Final project repo for UCLA CS 267A
scratch_pad.ipynb (colab) # use this notebook to test functions collaboratively
gnn_tutorial.ipynb (colab) # use this notebook for examples of GNN applications
pyro_stocks.ipynb (colab) # use this notebook to check out stock modeling with Pyro
The current Wiki & Industry relation matrices from TRSR must be extracted with the following command within the data
directory:
tar zxvf relation.tar.gz
Directory after extraction (including the correlational tensors from this repo):
data
relation
correlations_trained
NASDAQ
...1215 files uploaded
NYSE
...1215 files not uploaded (too big)
sector_industry
NASDAQ_industry_ticker.json
NYSE_industry_ticker.json
NASDAQ_industry_relation.npy
NYSE_industry_relation.npy
wikidata
NASDAQ_wiki_relation.npy
NYSE_wiki_relation.npy
NYSE_connections.json
NASDAQ_connections.json
selected_wiki_connections.csv
In order to initialize our temporal relational tensors, you'll need to execute this command from the training
directory, passing either "NYSE" or "NASDAQ" as an argument:
python init_temporal_correlations.py -market_name "NASDAQ"
NOTE: This will take a long time to execute and will result in massive tensors (~8hrs + 10GB for NASDAQ, ~24hrs + 29GB for NYSE).
index | num_companies | num_timesteps (T) |
---|---|---|
NASDAQ | 1026 | 1245 |
NYSE | 1737 | 1245 |
The pretrained weights were too large to store in this repository, but they can be accessed here.

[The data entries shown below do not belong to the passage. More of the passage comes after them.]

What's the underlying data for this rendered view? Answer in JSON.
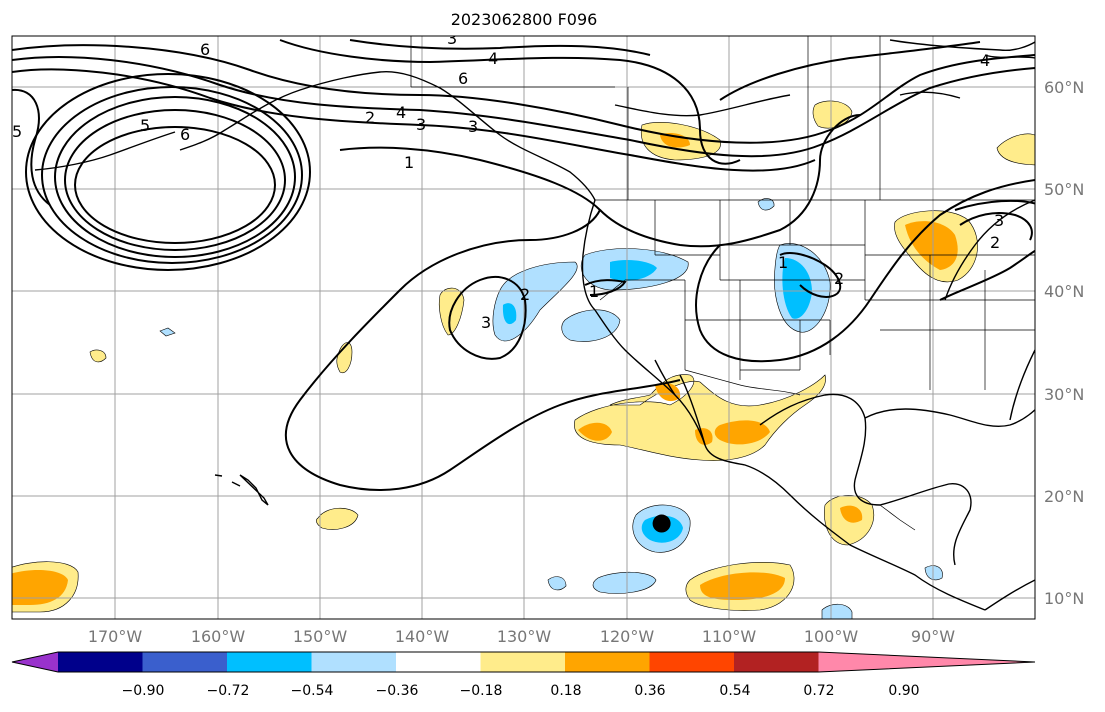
{
  "title": "2023062800 F096",
  "map": {
    "projection": "plate-carree",
    "lon_range": [
      -180,
      -80
    ],
    "lat_range": [
      8,
      66
    ],
    "gridlines": true,
    "contour_field_labels": [
      "1",
      "2",
      "3",
      "4",
      "5",
      "6"
    ],
    "marker": {
      "lon": -116.5,
      "lat": 17.5,
      "color": "#000000"
    }
  },
  "lat_labels": [
    "60°N",
    "50°N",
    "40°N",
    "30°N",
    "20°N",
    "10°N"
  ],
  "lon_labels": [
    "170°W",
    "160°W",
    "150°W",
    "140°W",
    "130°W",
    "120°W",
    "110°W",
    "100°W",
    "90°W"
  ],
  "colorbar": {
    "tick_labels": [
      "−0.90",
      "−0.72",
      "−0.54",
      "−0.36",
      "−0.18",
      "0.18",
      "0.36",
      "0.54",
      "0.72",
      "0.90"
    ],
    "colors": [
      "#9932cc",
      "#00008b",
      "#3a5fcd",
      "#00bfff",
      "#b0e0ff",
      "#ffffff",
      "#ffec8b",
      "#ffa500",
      "#ff4500",
      "#b22222",
      "#ff88aa"
    ]
  }
}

Extract the file into the data
directory:
tar zxvf pretrain.tar.gz
Directory after extraction:
data
pretrain
NASDAQ_rank_lstm_seq-16_unit-64_2.csv.npy
NYSE_rank_lstm_seq-8_unit-32_0.csv.npy
Below are the commands used to generate the results for this project.
python pytorch_relational_rank_model.py -m "NASDAQ" -ep 100 -up 0 -rn "sector_industry"
python pytorch_relational_rank_model.py -m "NASDAQ" -ep 100 -up 0 -rn "wikidata"
python pytorch_relational_rank_model.py -m "NASDAQ" -ep 100 -up 0 -rn "correlational"
python pytorch_relational_rank_model.py -m "NYSE" -ep 100 -up 0 -u 32 -rn "sector_industry"
python pytorch_relational_rank_model.py -m "NYSE" -ep 100 -up 0 -u 32 -rn "wikidata"
python pytorch_relational_rank_model.py -m "NYSE" -ep 100 -up 0 -u 32 -rn "correlational"
Note that training works using rolling windows --- train_size=200, val_size=20, test_size=20
--- and the number of windows is dynamically calculated by num_steps \ train_size
. This results in each timestep being included in no more than 1 sliding window for ep=100
epochs each.
NOTE: In our original paper, the NYSE sector_industry training only completed 2 windows. The results_analysis.ipynb
now contains the results which include the complete training and shows significantly improved stock prediction performance.
The results indicate that our correlational approach --- which only makes use of the stock data itself, no webscraped relational feature vectors --- can effectively approximate the relationships between companies and their stock price movements. All approaches outperform a simple buy-hold strategy that invests in the entire index by identifying top performing stocks that are approximately 35% of optimal for NASDAQ and 75% of optimal for NYSE. Optimal means that the model picked the top performing stock to invest in at every possible timestep, so the results are highly encouraging for all relational approaches and especially ours as it requires no extensive data collection efforts from various external sources.